Liquidating retirement savings
Liquidating retirement savings can have bigger consequences than you may think. If you don't qualify to withdraw from your retirement accounts without penalty, you'll take a 10% hit right off the top. And even if you do qualify to withdraw money, your withdrawal could be taxable.
So if you had to pay 25% taxes plus a penalty on a $5,000 tax bill, you'll have to withdraw $6,750 to pay off a $5,000 balance. If you're old enough to avoid an early-withdrawal penalty and withdraw after-tax dollars from a Roth IRA, you'll pay no penalty or tax.
IRS installment agreement
If you owe more than you can pay when you file, you can propose an installment agreement (also called a payment plan) to the IRS. You can apply for one online.
A short-term (120 days or fewer) plan costs nothing to set up. For a long-term plan, the IRS does charge a fee of $31 to $225, depending on whether you apply online, by phone or mail and how you choose to pay (automatic debit from your bank account, check, card, etc.)
The IRS will contact you and let you know if your application has been approved and what the terms of your agreement are.
If You Can't Afford Your Tax Bill at All…
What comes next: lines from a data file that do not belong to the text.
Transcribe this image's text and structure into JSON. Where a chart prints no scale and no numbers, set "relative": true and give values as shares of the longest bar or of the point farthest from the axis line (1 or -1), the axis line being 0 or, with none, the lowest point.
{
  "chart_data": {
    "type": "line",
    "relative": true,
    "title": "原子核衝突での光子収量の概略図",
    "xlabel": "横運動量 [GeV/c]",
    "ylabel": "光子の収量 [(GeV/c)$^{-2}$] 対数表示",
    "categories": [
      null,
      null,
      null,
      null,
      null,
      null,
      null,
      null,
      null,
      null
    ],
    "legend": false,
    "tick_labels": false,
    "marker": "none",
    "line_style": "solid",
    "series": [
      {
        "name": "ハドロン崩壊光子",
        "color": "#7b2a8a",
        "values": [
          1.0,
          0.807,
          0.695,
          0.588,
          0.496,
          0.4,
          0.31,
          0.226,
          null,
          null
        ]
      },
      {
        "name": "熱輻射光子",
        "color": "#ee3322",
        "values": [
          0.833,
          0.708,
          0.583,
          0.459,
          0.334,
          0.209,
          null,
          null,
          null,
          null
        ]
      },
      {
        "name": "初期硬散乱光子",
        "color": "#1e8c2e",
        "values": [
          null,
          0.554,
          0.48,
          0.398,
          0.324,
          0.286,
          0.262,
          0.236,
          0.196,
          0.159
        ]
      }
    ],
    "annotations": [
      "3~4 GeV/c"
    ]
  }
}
Sometimes, there is no possible way to pay your taxes. Your company may be out of business. Your health may be poor. You may have just survived a natural disaster, but your possessions and home did not.
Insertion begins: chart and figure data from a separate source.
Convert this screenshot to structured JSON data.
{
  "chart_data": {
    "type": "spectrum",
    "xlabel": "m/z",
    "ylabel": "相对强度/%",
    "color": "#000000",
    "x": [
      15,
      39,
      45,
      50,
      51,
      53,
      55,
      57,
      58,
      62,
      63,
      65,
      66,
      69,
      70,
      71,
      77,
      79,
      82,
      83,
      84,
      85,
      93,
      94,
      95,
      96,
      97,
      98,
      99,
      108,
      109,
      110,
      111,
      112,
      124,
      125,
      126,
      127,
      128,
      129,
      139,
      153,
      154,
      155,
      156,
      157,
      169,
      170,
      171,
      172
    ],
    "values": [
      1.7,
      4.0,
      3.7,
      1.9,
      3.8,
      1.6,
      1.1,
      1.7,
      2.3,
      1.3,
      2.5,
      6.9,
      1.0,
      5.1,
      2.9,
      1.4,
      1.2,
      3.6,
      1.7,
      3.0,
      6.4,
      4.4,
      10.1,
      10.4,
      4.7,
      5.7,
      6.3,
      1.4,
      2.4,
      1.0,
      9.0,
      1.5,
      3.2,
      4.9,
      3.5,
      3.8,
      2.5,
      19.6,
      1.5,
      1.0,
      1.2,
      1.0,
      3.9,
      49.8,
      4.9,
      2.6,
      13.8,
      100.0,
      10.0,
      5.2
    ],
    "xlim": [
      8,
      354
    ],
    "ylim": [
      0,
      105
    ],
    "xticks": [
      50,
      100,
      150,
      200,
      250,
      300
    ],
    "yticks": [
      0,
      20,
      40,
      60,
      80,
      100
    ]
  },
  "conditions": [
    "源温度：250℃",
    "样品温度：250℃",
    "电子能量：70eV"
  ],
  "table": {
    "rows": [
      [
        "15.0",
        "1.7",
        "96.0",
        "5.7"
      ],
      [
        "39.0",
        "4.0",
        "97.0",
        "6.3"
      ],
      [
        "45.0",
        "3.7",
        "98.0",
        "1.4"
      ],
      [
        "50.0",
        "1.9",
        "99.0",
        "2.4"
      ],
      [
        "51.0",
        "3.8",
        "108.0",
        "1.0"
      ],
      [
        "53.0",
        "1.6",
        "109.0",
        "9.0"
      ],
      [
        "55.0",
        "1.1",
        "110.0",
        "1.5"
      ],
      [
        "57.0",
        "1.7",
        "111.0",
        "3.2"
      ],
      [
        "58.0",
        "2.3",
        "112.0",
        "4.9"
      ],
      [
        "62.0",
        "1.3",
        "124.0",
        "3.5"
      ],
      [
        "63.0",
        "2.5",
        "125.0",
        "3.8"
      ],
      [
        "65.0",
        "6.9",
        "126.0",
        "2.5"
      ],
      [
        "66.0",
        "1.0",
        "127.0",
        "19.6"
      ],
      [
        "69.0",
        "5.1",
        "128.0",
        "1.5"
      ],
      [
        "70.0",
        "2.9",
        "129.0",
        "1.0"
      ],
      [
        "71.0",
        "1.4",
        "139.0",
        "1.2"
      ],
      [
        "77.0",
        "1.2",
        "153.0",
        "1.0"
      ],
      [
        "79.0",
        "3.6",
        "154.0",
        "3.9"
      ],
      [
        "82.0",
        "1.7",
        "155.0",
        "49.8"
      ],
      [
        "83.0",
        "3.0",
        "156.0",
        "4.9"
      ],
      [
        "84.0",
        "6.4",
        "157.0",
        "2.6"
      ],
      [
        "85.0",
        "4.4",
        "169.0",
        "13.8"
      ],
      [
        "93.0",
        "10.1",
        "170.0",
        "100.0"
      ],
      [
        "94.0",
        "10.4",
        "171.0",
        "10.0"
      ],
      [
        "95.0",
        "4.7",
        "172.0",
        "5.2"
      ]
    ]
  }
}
In that case, you won't be borrowing to pay your tax debt. You need to throw yourself on the mercy of the IRS and request an offer in compromise.
IRS offers in compromise are agreements between taxpayers and the IRS in which the agency accepts less than the full amount due. You won't qualify if you could reasonably afford to pay off your debt through an installment agreement. You apply by completing Form 656-L.
You'll probably qualify if the IRS deems the full amount noncollectable. That means your assets and income are less than the amount you owe. In addition, you might qualify if collecting the entire debt would, according to the IRS, "create an economic hardship or would be unfair and inequitable because of exceptional circumstances."
You may be able to discharge your obligation with a lump sum or series of payments.
When to Increase Your Withholding
While interest-free loans from the IRS are a good thing, managing them requires a level of financial literacy that many consumers just don't have - or wish to have.
For those who are not tax experts or financial gurus, a tax refund is an important way to save, and they count on a windfall at tax time to pay bills, bulk up retirement accounts or just treat themselves to vacation or holiday extravagance.
If that describes you, consider adjusting your withholding if you want to avoid owing the IRS or increase your tax refund.
You should also take a look at your withholding if you were unable to pay the full amount due, or if you incurred penalties for under-withholding.
You can usually avoid under-withholding penalties if any of the following apply:
- Your tax bill was less than $1,000
- You withheld (or paid estimated tax) of at least 90% of the tax for the current year
- You withheld (or paid estimated tax) of at least 100% of the previous year's tax
There are special rules for farmers and fishermen, some household employers and eligible high-income taxpayers. There are other exemptions for those who underpaid because of catastrophic events or retirement.
How to Adjust Your Withholding
The IRS has a helpful online tool you can use to determine how much you should withhold and how many exemptions you should claim on your Form W-4.
It's called the Tax Withholding Estimator.
Just fill in the form and then use the results to complete a new W-4 with your employer or to adjust your quarterly estimated taxes if you are self-employed or have investment income.
Remember, as long as you pay enough to cover 100% of the previous year's liability, you won't have an under-withholding penalty.
If you don't want to owe at all, withhold enough to cover your expected liability plus a refund if you desire.
A little advance tax planning goes a long way on April 15.